OP this is a really difficult time. It will definitely, definitely get better. Getting some sleep is an absolute priority. Being sleep deprived makes everything seem much worse. Get some time away from the baby, maybe meeting a friend for coffee or having a massage, doing some exercise, whatever will get you back to feeling more like yourself.

Don't feel guilty for feeling this way, many (most?) new mothers feel bad at some point, but there's so much pressure to be perfect that they often don't share how they're really feeling. I know I didn't!

Take care of yourself first and foremost. It's the right thing to do because it will benefit your baby too.

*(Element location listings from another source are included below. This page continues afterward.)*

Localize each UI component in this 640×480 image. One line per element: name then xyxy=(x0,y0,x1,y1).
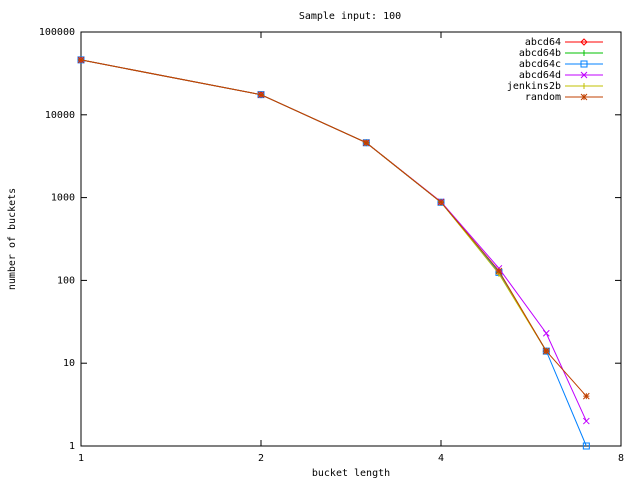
x-axis-label: bucket length xyxy=(312,468,390,479)
y-tick-label: 100000 xyxy=(39,27,75,38)
chart-title: Sample input: 100 xyxy=(299,11,401,22)
marker xyxy=(580,60,588,68)
x-tick-label: 8 xyxy=(618,453,624,464)
marker xyxy=(437,198,445,206)
marker xyxy=(580,93,588,101)
series-line xyxy=(80,59,547,352)
plot-frame xyxy=(80,31,622,447)
x-tick-label: 4 xyxy=(438,453,444,464)
legend-label: abcd64 xyxy=(525,37,561,48)
y-tick-label: 100 xyxy=(57,275,75,286)
legend-label: abcd64b xyxy=(519,48,561,59)
x-tick-label: 2 xyxy=(258,453,264,464)
marker xyxy=(542,347,550,355)
marker xyxy=(257,91,265,99)
marker xyxy=(542,329,550,337)
marker xyxy=(77,56,85,64)
marker xyxy=(581,83,587,89)
series-line xyxy=(80,59,587,397)
marker xyxy=(582,442,590,450)
marker xyxy=(580,71,588,79)
y-tick-label: 10 xyxy=(63,358,75,369)
series-line xyxy=(80,59,547,352)
y-tick-label: 1000 xyxy=(51,193,75,204)
marker xyxy=(582,417,590,425)
legend-label: abcd64c xyxy=(519,59,561,70)
marker xyxy=(495,267,503,275)
y-axis-label: number of buckets xyxy=(7,188,18,290)
series-line xyxy=(80,59,587,447)
y-tick-label: 10000 xyxy=(45,110,75,121)
marker xyxy=(581,50,587,56)
marker xyxy=(77,56,85,64)
series-line xyxy=(80,59,547,352)
legend-label: random xyxy=(525,92,561,103)
y-tick-label: 1 xyxy=(69,441,75,452)
marker xyxy=(582,392,590,400)
x-tick-label: 1 xyxy=(78,453,84,464)
marker xyxy=(580,38,588,46)
marker xyxy=(362,139,370,147)
legend-label: abcd64d xyxy=(519,70,561,81)
legend-label: jenkins2b xyxy=(507,81,561,92)
series-line xyxy=(80,59,587,422)
marker xyxy=(257,91,265,99)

Lostmyway86 · 28/06/2021 06:39

Hi OP I'm so sorry you feel this way and I totally get it. I have a 7 month old and 24 month old. I felt the same with DD1 but once I'd sleep trained and she was sleeping through the night I felt a zillion times better. She was a difficult baby and I hated the first year. It gets soooo much better I promise, toddler's are a handful but I'd take that any day over a baby. My 7 month old DD2 is an easy baby in comparison and good sleeper but having her in lockdown was brutal and I still can't wait til the first year is done and dusted. I started citropram in the winter as struggled with 2 babies in the middle of a pandemic and it has helped my sleep and helped me cope massively. I promise when they sleep, start walking, talking etc and you get a bit of freedom back life improves. I still have my DD1 in childcare 2 days a week and am looking forward to returning to work in September despite the insane nursery fees I'll be paying for both. I'm a much better mum when I have a break from them and have no shame in putting my eldest in childcare and youngest in a creche or with a family member to have some time alone. All the best to you, hang in there it gets better!